The North Korean Hot Potato


Two events characterize North Korea recently: its new nuclear enrichment facility and the recent military strike against South Korea. The first intensifies speculation about the aims of its nuclear program, while the second ended with several fatalities. It is almost certain that both events can only contribute to sharpening the already pinpoint tension on the Korean peninsula.

Why North Korea is flexing its muscles is a point of contestation, with explanations ranging from the succession crisis to masking the temporary weakness of the regime. The question, however, becomes how to influence China to take a stance against the unilateralism of the North. It is also crucial to consider how South Korea and its allies ought to remain firm in their response to Pyongyang without worsening the situation.

It is likely that China views North Korea as a buffer against the military potential of the U.S., South Korea, and their allies in Southeast Asia. However, Pyongyang’s periodic horseplay tends to irritate Beijing more often than not, to the point where Chinese President Hu Jintao’s men are showing a trend towards condemning what the North Koreans are doing to de-stabilize the peninsula.

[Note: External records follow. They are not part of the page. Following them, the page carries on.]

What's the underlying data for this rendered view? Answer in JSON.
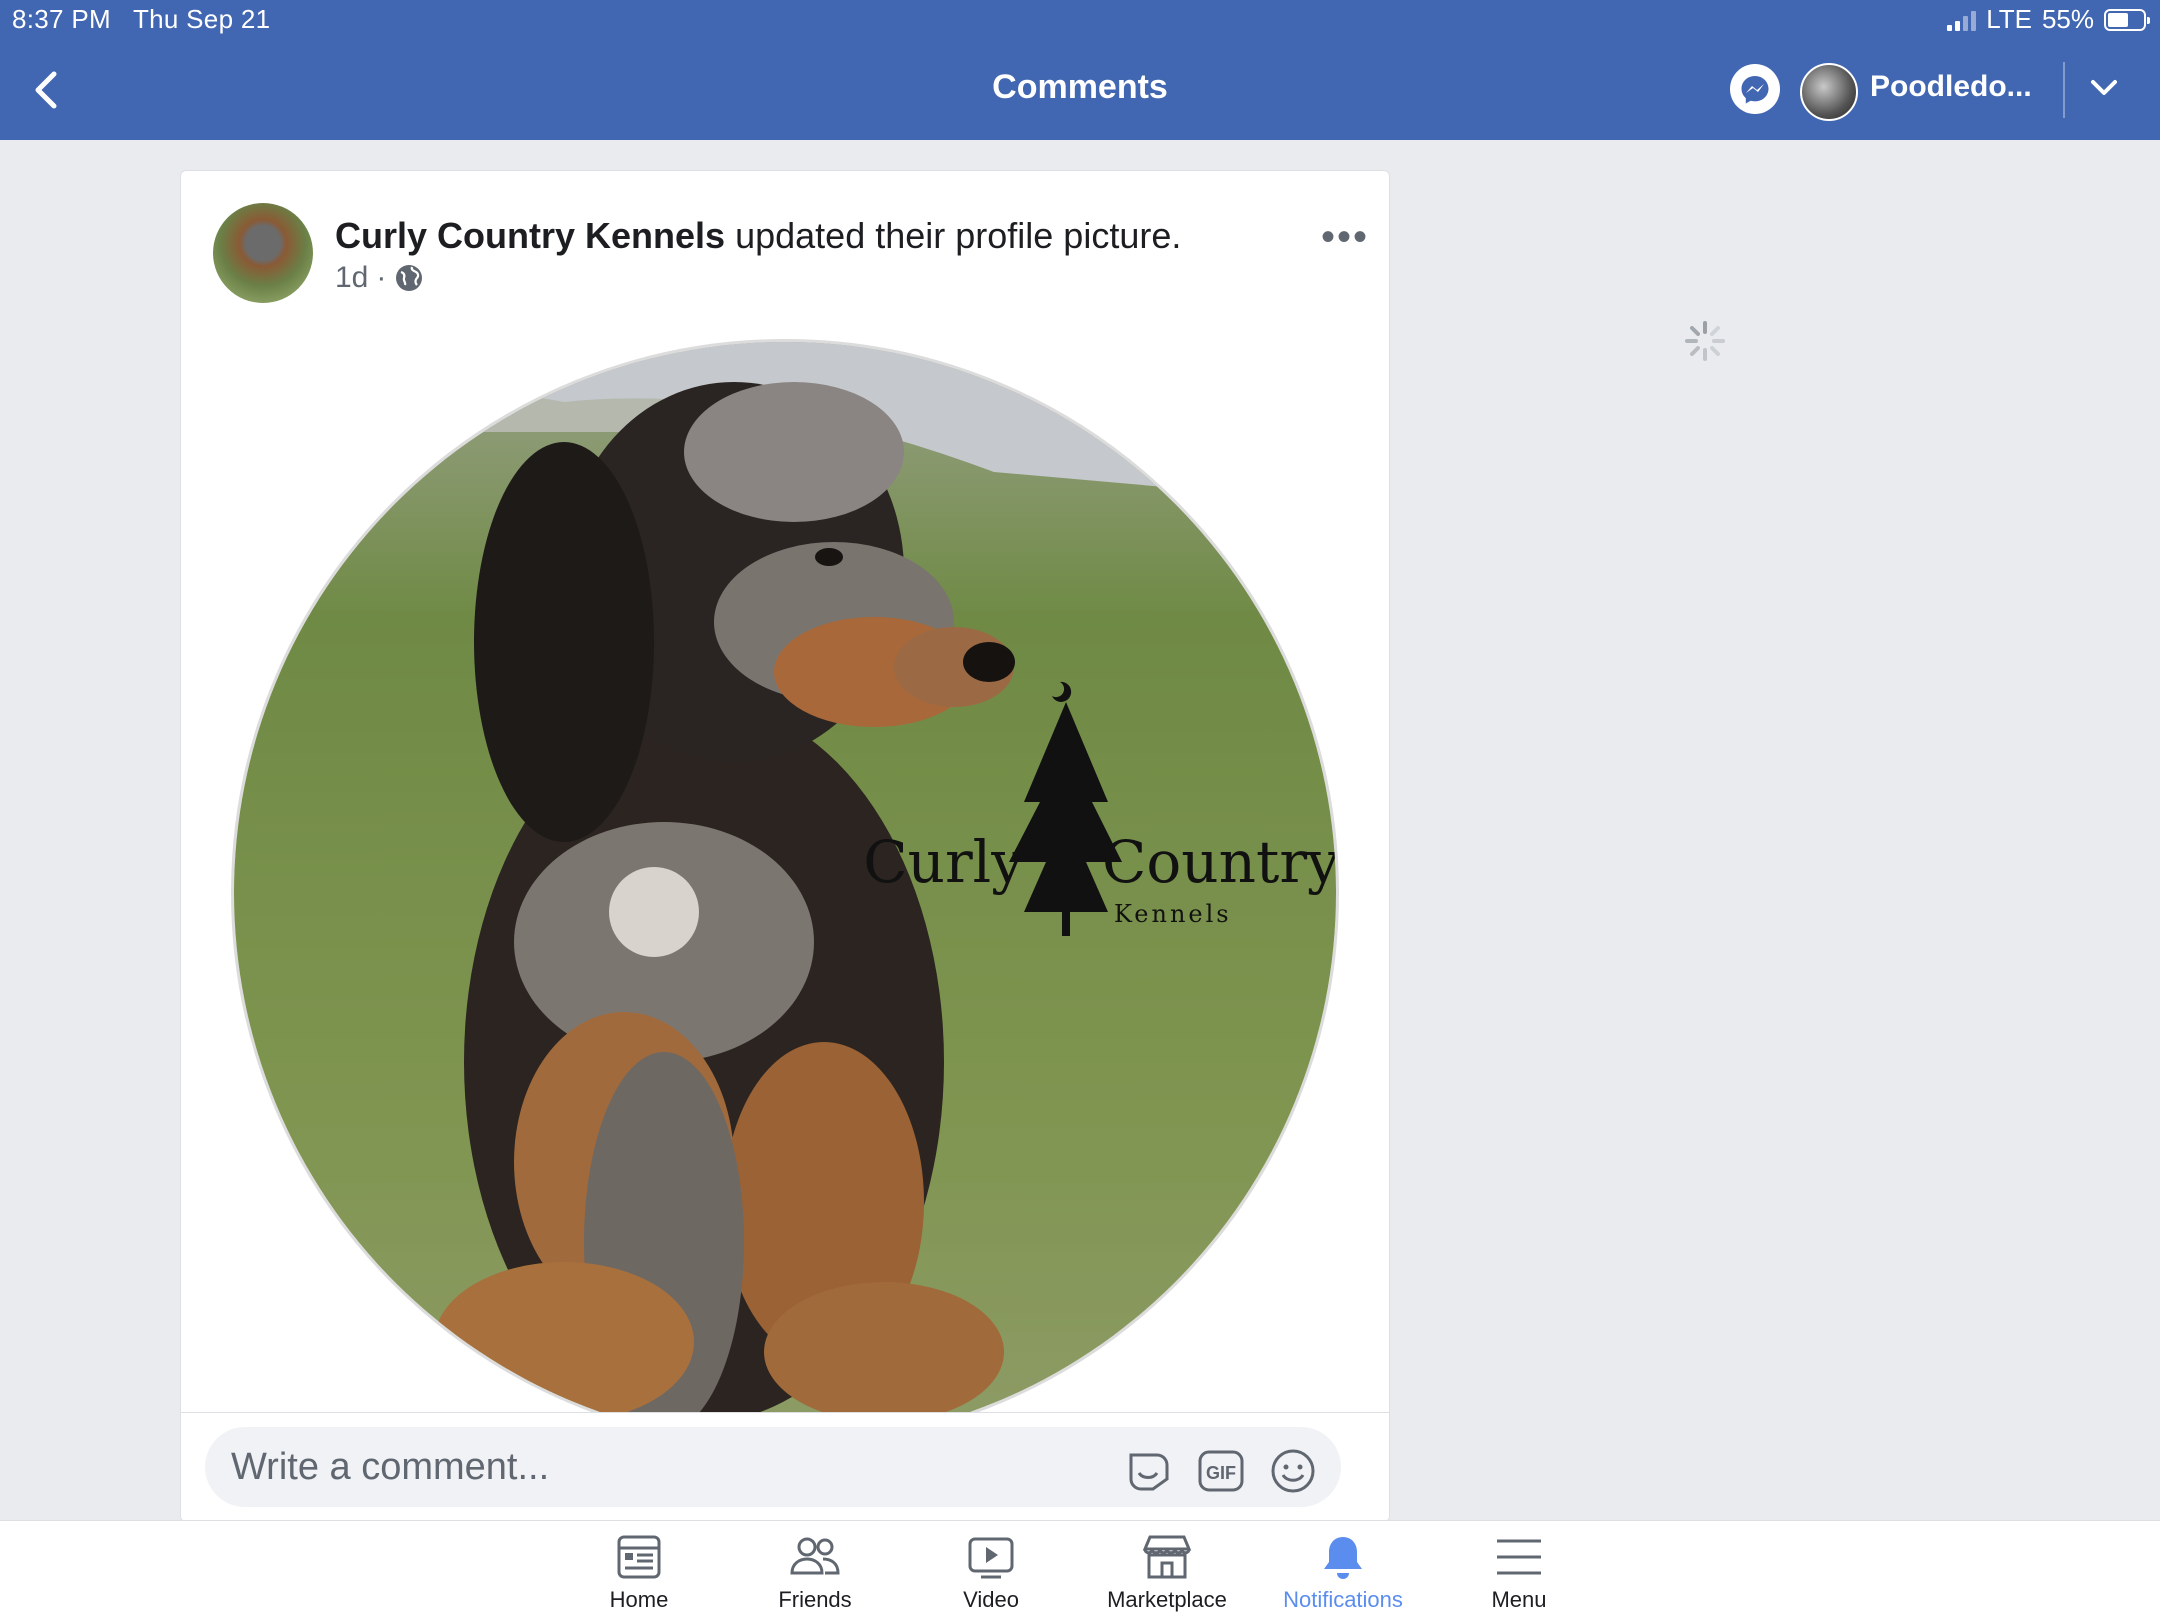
{
  "status_bar": {
    "time": "8:37 PM",
    "date": "Thu Sep 21",
    "network": "LTE",
    "battery": "55%"
  },
  "nav": {
    "title": "Comments",
    "account_name": "Poodledo..."
  },
  "post": {
    "author": "Curly Country Kennels",
    "action": "updated their profile picture.",
    "time": "1d",
    "separator": "·",
    "more": "•••",
    "image_watermark": {
      "line1a": "Curly",
      "line1b": "Country",
      "line2": "Kennels"
    }
  },
  "comment": {
    "placeholder": "Write a comment..."
  },
  "tabs": [
    {
      "label": "Home",
      "icon": "home-icon"
    },
    {
      "label": "Friends",
      "icon": "friends-icon"
    },
    {
      "label": "Video",
      "icon": "video-icon"
    },
    {
      "label": "Marketplace",
      "icon": "marketplace-icon"
    },
    {
      "label": "Notifications",
      "icon": "bell-icon",
      "active": true
    },
    {
      "label": "Menu",
      "icon": "hamburger-icon"
    }
  ],
  "colors": {
    "brand": "#4267b2",
    "active_tab": "#5b8def",
    "background": "#e9ebee"
  }
}
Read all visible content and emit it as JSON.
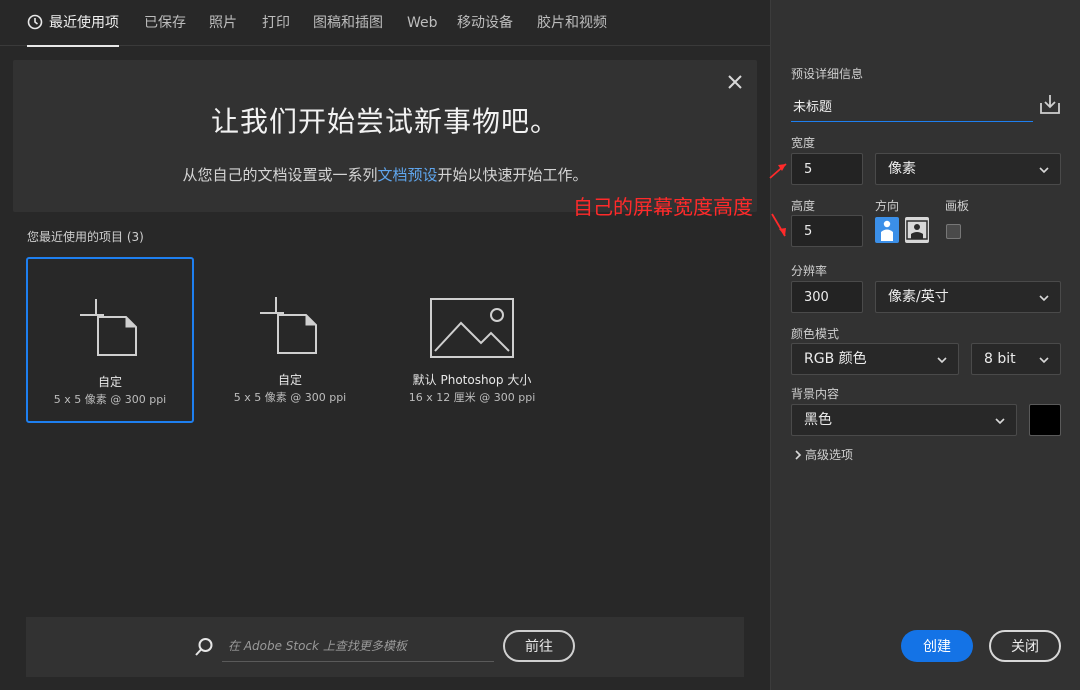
{
  "tabs": [
    {
      "label": "最近使用项",
      "active": true
    },
    {
      "label": "已保存"
    },
    {
      "label": "照片"
    },
    {
      "label": "打印"
    },
    {
      "label": "图稿和插图"
    },
    {
      "label": "Web"
    },
    {
      "label": "移动设备"
    },
    {
      "label": "胶片和视频"
    }
  ],
  "hero": {
    "title": "让我们开始尝试新事物吧。",
    "subtitle_pre": "从您自己的文档设置或一系列",
    "subtitle_link": "文档预设",
    "subtitle_post": "开始以快速开始工作。"
  },
  "recent": {
    "title": "您最近使用的项目 (3)",
    "items": [
      {
        "name": "自定",
        "size": "5 x 5 像素 @ 300 ppi",
        "icon": "custom-doc-icon"
      },
      {
        "name": "自定",
        "size": "5 x 5 像素 @ 300 ppi",
        "icon": "custom-doc-icon"
      },
      {
        "name": "默认 Photoshop 大小",
        "size": "16 x 12 厘米 @ 300 ppi",
        "icon": "image-icon"
      }
    ]
  },
  "stock": {
    "placeholder": "在 Adobe Stock 上查找更多模板",
    "go_label": "前往"
  },
  "preset": {
    "section_label": "预设详细信息",
    "doc_name": "未标题",
    "width_label": "宽度",
    "width_value": "5",
    "width_unit": "像素",
    "height_label": "高度",
    "height_value": "5",
    "orientation_label": "方向",
    "artboard_label": "画板",
    "resolution_label": "分辨率",
    "resolution_value": "300",
    "resolution_unit": "像素/英寸",
    "color_mode_label": "颜色模式",
    "color_mode_value": "RGB 颜色",
    "bit_depth_value": "8 bit",
    "background_label": "背景内容",
    "background_value": "黑色",
    "background_color": "#000000",
    "advanced_label": "高级选项",
    "create_label": "创建",
    "close_label": "关闭"
  },
  "annotation": {
    "text": "自己的屏幕宽度高度",
    "color": "#ff2a2a"
  },
  "colors": {
    "accent": "#1473e6",
    "link": "#5fa5ec",
    "selected_border": "#1e7ff0"
  }
}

For the U.S., these actions are stacking enough evidence for Obama to ‘patiently and strategically’ present the case to China to support its position on condemning North Korea and making Southeast Asia’s black box a little less black.

The majority of the international community maintains significant economic and political sanctions on North Korea that aim to reduce the opportunities Pyongyang has to develop and enhance its military and nuclear capabilities. One inevitable, and crucial, implication is the economic dependence of the North on China. Beijing can use its economic leverage to compel Pyongyang to constrain itself from puffing up like a peacock every time South Korea announces a military exercise.

These sanctions are a driving cause for the sharpening tensions between North Korea and the rest of the world. The remedy can be found with greater integration in the world marketplace; the Chinese development model, used since 1976, provides a good path to follow for North Korea. The reasoning is that even though a degree of economic integration will not overcome the North-South political divide, it will be conducive to reducing the tensions between the two countries and their allies. In the long run, this kind of policy is likely to lead to the re-unification of the peninsula.

Much of what North Korea can or cannot do in respect to international relations is determined by its nuclear status. The superpowers would like to keep their nuclear prerogative as much as possible; when small states acquire armed nuclear capability, they inevitably destabilize the hierarchy of the international system and make it more unpredictable than before.

Thus, the question can be framed differently – who blinks first: North Korea or the international community? Once that answer emerges, we can move forward.